HBase manages shifting the load and failures elegantly and clearly to the client side. Scalability is built in and clusters can be grown or shrunk while the system is still production stage. Changing the cluster does not involve any difficult rebalancing or resharding procedure but is fully automated as per the customer requirements.
Why we need HBase?
There are number of limitations in RDBMS are as follows–
- Not preferable for unstructured data.
- Works very well for a limited number of records
- Doesn’t contain de-normalized data.
- Schema oriented database.
Watch this video on PIG by Intellipaat:
Features of HBase
The features of HBase are as follows–
- Easy java API for client for better understanding.

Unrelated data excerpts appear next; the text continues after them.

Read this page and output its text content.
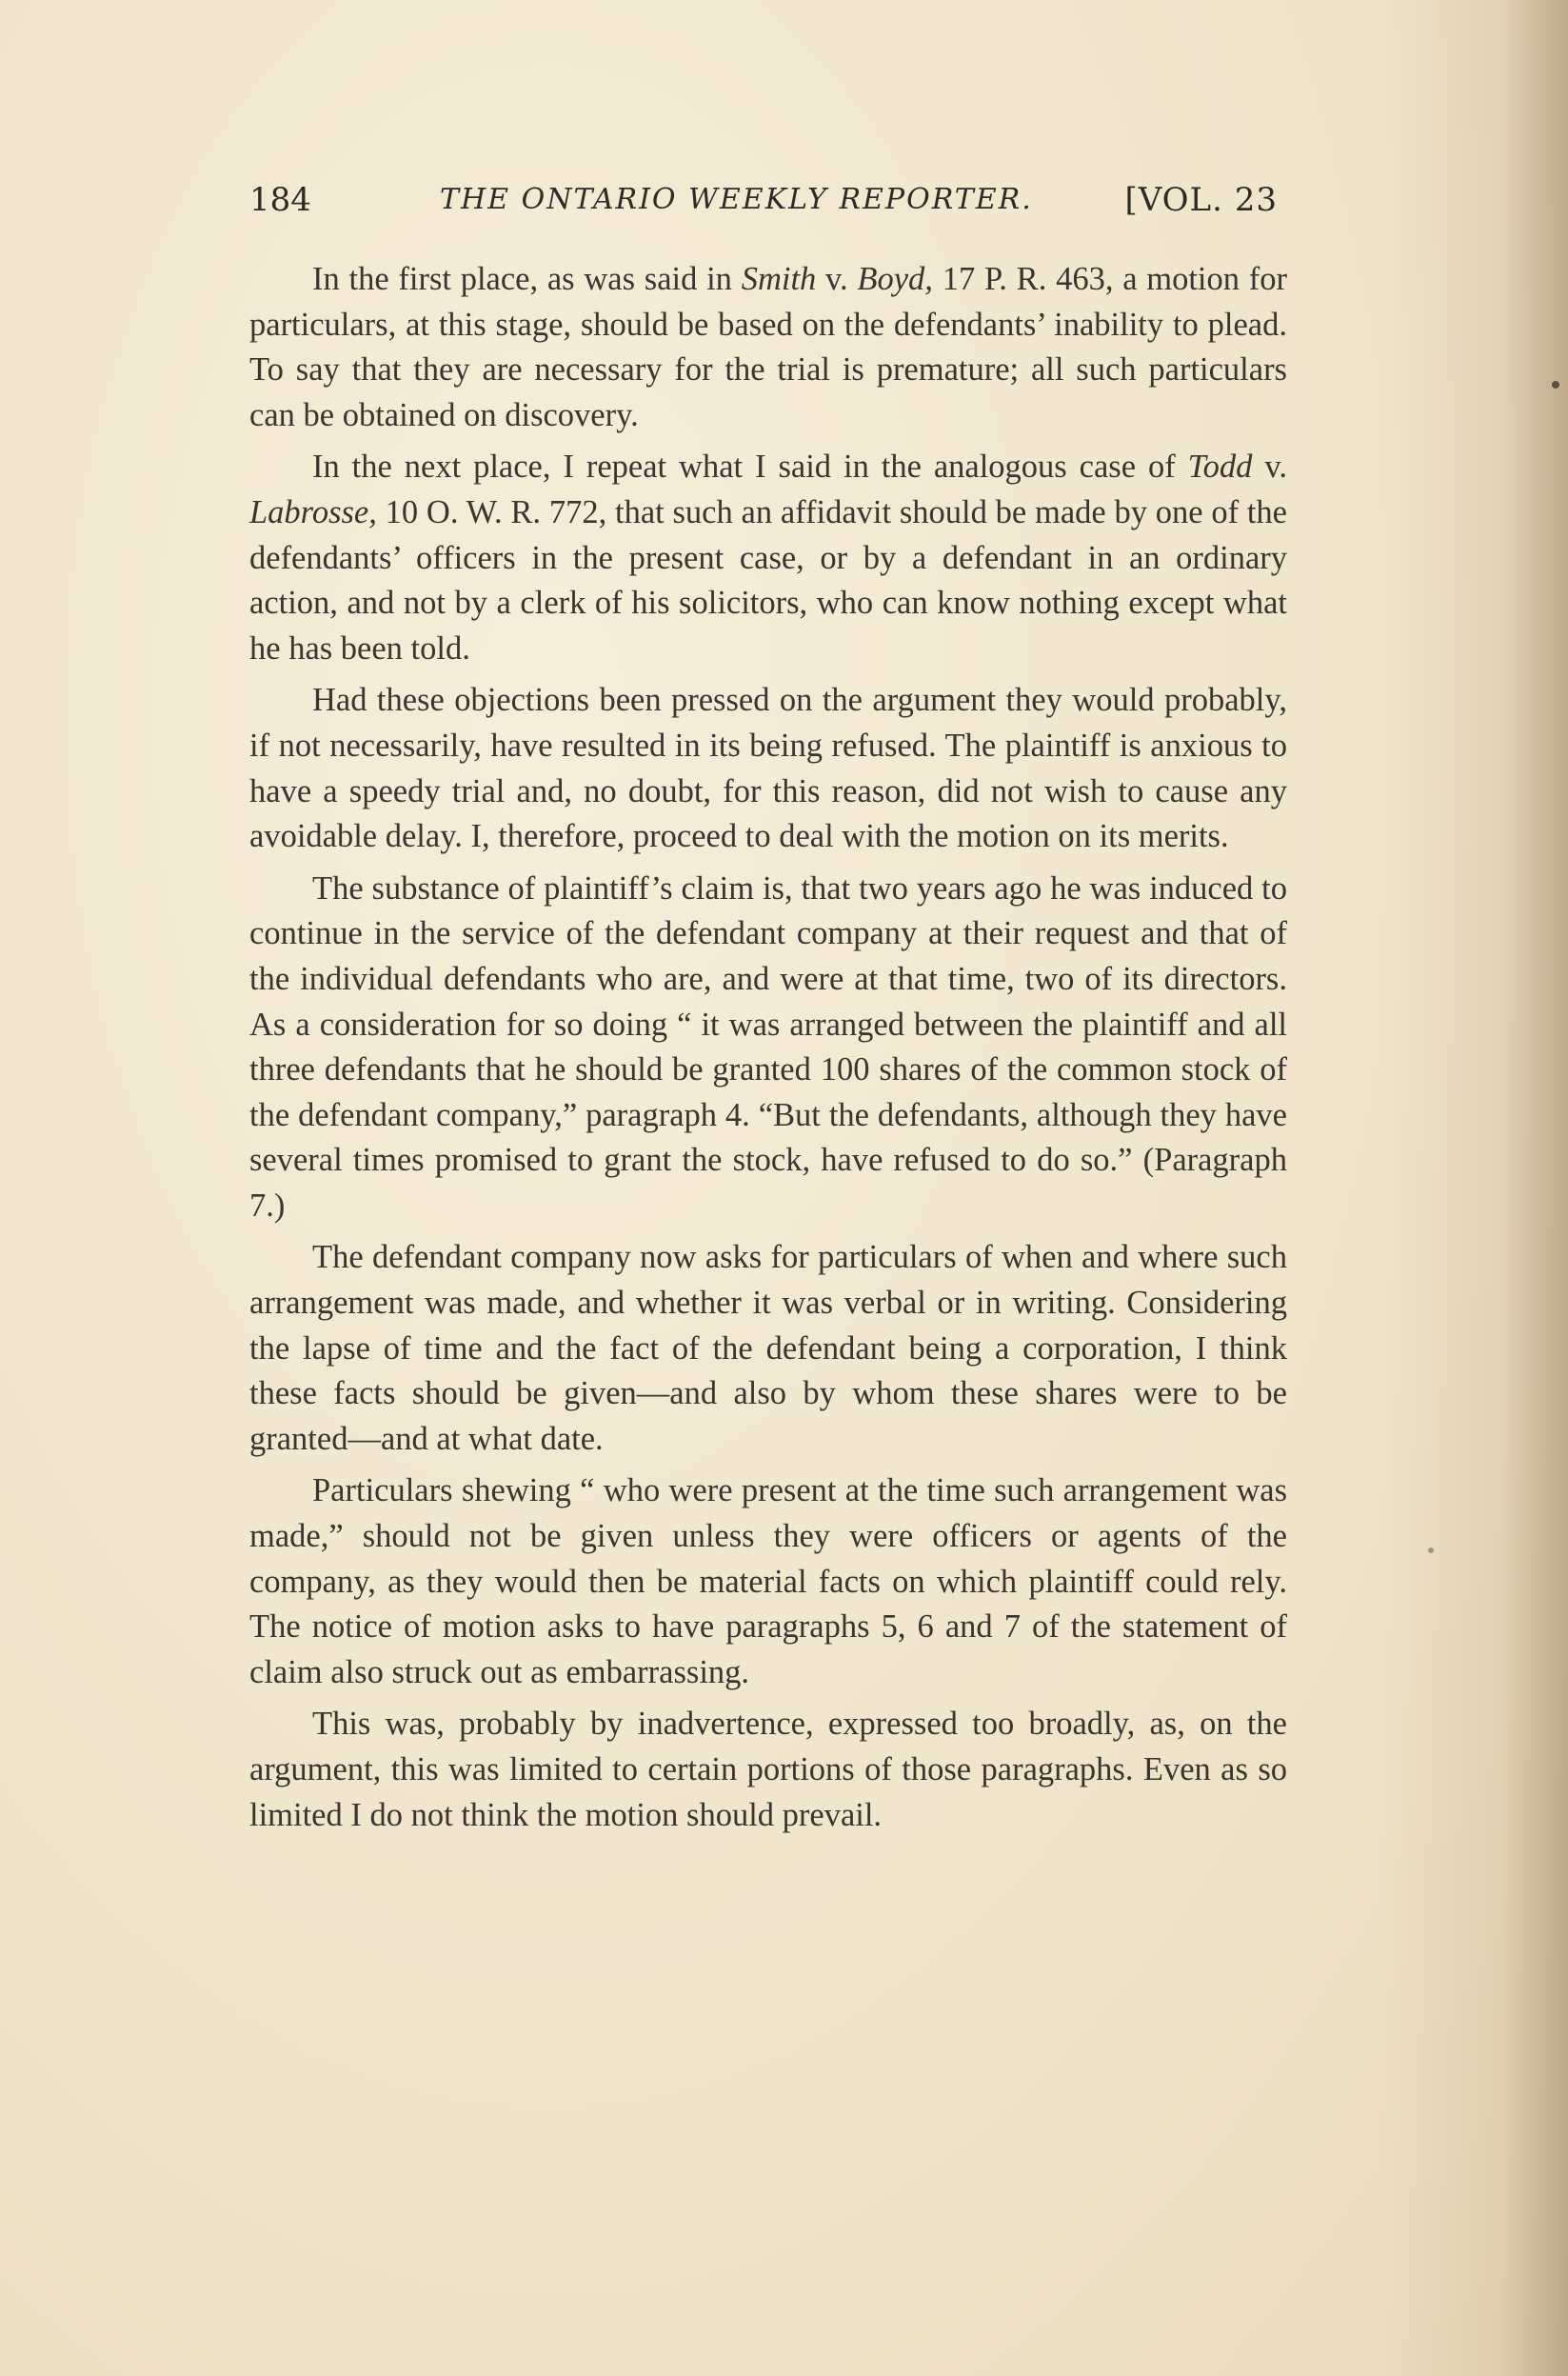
184	THE ONTARIO WEEKLY REPORTER.	[VOL. 23

In the first place, as was said in Smith v. Boyd, 17 P. R. 463, a motion for particulars, at this stage, should be based on the defendants’ inability to plead. To say that they are necessary for the trial is premature; all such particulars can be obtained on discovery.

In the next place, I repeat what I said in the analogous case of Todd v. Labrosse, 10 O. W. R. 772, that such an affidavit should be made by one of the defendants’ officers in the present case, or by a defendant in an ordinary action, and not by a clerk of his solicitors, who can know nothing except what he has been told.

Had these objections been pressed on the argument they would probably, if not necessarily, have resulted in its being refused. The plaintiff is anxious to have a speedy trial and, no doubt, for this reason, did not wish to cause any avoidable delay. I, therefore, proceed to deal with the motion on its merits.

The substance of plaintiff’s claim is, that two years ago he was induced to continue in the service of the defendant company at their request and that of the individual defendants who are, and were at that time, two of its directors. As a consideration for so doing “ it was arranged between the plaintiff and all three defendants that he should be granted 100 shares of the common stock of the defendant company,” paragraph 4. “But the defendants, although they have several times promised to grant the stock, have refused to do so.” (Paragraph 7.)

The defendant company now asks for particulars of when and where such arrangement was made, and whether it was verbal or in writing. Considering the lapse of time and the fact of the defendant being a corporation, I think these facts should be given—and also by whom these shares were to be granted—and at what date.

Particulars shewing “ who were present at the time such arrangement was made,” should not be given unless they were officers or agents of the company, as they would then be material facts on which plaintiff could rely. The notice of motion asks to have paragraphs 5, 6 and 7 of the statement of claim also struck out as embarrassing.

This was, probably by inadvertence, expressed too broadly, as, on the argument, this was limited to certain portions of those paragraphs. Even as so limited I do not think the motion should prevail.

- Integrates with Hadoop, both as a source and destination.
- It is schema-less so it doesn’t follow the concept of fixed columns schema and defines only column families.
- Good only for semi-structured as well as structured data.
- Automatic failure support.
- Provides data replication or copy across clusters.
- It is linearly scalable.
- HBase provides fast lookups for larger table’s contents.
- Provides low latency access to single rows from a collection of billions records (Random access).
- Implicitly uses the Hash tables and gives random access and it saves the data in indexed HDFS files for faster ways of lookups.
Architecture of HBase Cluster
It contains following components:
- Zookeeper –Centralized service which are used to preserve configuration information for Hbase.
- Catalog Tables – Keep track of locations region servers.
- Master – Monitors all the region server instances in the single cluster
- Region Servers – It is responsible for serving and managing regions
- Region – A set of table belonging to the table column and it holds a subset of table’ rows based on partition.